Let $x^*$ be an arbitrary linear functional in $X^*$. Because the space $X$ is finite dimensional, we may choose an orthonormal basis $\{e_i\}_{i=1}^n$ and write an arbitrary vector in $X$ as $x = \sum_{i=1}^{n}x_i e_i$. Then we have $x^*(x) = x^*(\sum_{i=1}^{n} x_i e_i) = \sum_{i=1}^{n}x_i x^*(e_i)$. Now we need to find a $y \in X$ such that $f(y) = x^*$, i.e., such that $(y|x) = x^*(x)$ for all $x \in X$. For any $y \in X$ we can write $y = \sum_{j=1}^{n} y_j e_j$, so maybe choosing the $y_j$ appropriately will do the job. We have $(y|x) = (\sum_{j=1}^{n} y_j e_j | \sum_{i=1}^{n} x_i e_i) = \sum_{j} \sum_{i} y_j \overline{x}_i (e_j|e_i) = \sum_{i} y_i \overline{x}_i$. The problem is that I want this to equal $x^*(x) = \sum_{i=1}^{n}x_i x^*(e_i)$, but the former expression involves $\overline{x}_i$ while the latter involves $x_i$. If I had used the physicists' convention and made the inner product conjugate linear in the first argument instead, this problem would not have occurred.

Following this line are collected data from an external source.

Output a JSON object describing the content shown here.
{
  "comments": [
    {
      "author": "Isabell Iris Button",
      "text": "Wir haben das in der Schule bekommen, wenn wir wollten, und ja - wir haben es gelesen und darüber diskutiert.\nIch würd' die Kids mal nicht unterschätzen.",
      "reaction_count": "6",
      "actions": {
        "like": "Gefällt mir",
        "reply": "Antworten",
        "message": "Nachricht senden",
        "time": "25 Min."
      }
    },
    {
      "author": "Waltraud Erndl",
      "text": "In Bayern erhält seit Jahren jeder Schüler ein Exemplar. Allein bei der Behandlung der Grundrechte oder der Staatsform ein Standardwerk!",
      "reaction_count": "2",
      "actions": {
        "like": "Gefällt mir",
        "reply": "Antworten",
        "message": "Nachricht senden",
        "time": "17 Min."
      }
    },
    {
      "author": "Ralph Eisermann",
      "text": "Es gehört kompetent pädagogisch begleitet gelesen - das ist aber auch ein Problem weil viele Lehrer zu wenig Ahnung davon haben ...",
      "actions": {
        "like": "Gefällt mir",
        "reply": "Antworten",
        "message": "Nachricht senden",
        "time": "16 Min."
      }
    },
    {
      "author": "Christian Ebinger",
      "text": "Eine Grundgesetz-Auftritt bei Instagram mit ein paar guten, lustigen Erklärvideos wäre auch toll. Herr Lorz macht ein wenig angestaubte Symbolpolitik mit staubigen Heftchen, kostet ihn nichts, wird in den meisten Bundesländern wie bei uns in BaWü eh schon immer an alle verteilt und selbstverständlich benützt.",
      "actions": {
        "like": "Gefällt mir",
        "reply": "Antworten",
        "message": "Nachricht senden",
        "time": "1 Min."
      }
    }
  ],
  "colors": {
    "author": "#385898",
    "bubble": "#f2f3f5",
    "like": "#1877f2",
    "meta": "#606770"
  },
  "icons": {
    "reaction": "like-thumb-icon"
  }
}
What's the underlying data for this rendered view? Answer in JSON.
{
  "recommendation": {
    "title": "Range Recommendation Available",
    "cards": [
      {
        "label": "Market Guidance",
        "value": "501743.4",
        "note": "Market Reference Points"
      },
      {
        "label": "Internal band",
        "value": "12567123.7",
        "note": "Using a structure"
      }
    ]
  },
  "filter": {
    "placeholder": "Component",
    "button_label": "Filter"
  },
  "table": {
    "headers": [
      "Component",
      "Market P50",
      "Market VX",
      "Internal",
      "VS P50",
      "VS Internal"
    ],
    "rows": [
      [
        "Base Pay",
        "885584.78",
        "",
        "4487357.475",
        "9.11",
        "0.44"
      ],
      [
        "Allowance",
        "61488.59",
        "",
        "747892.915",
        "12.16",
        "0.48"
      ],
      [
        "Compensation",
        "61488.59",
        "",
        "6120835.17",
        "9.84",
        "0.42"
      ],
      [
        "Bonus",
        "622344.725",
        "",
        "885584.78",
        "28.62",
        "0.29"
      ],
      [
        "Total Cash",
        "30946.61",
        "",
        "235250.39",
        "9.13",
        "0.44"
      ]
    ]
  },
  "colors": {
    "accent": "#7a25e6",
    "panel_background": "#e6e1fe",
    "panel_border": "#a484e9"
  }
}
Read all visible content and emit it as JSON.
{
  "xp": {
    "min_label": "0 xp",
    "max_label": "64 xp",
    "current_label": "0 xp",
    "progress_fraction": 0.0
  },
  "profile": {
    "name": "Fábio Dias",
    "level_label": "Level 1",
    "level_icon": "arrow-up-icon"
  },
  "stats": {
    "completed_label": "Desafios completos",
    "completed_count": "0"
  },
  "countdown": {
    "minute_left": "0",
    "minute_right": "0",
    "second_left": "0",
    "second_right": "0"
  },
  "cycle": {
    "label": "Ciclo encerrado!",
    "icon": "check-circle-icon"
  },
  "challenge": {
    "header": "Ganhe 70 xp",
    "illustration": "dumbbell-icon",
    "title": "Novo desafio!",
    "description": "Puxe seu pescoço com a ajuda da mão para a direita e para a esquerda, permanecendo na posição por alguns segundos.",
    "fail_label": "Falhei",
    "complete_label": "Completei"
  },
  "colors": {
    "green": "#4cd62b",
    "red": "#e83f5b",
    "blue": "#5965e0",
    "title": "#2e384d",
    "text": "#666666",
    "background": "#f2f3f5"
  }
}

But it seems strange that a theorem like this would be dependent upon a convention like that. Any insights?

Are you assuming a default inner product defined?

 

[Geofleur]

Are you assuming a default inner product defined?

I think so? I am defining a sequilinear mapping $X \times X \rightarrow \mathbb{C}$ such that $(x,y) \mapsto (x|y)$, where

$(x|y) = \overline{(y|x)}$, and
$(\alpha x + \beta y|z) = \alpha(x|z) + \beta(y|z)$.

I ended up just writing a note in the margin pointing out that $(x|\cdot) \in X^*$ if one uses the physics convention; otherwise, we have $(\cdot|x) \in X^*$ as Samy_A suggested.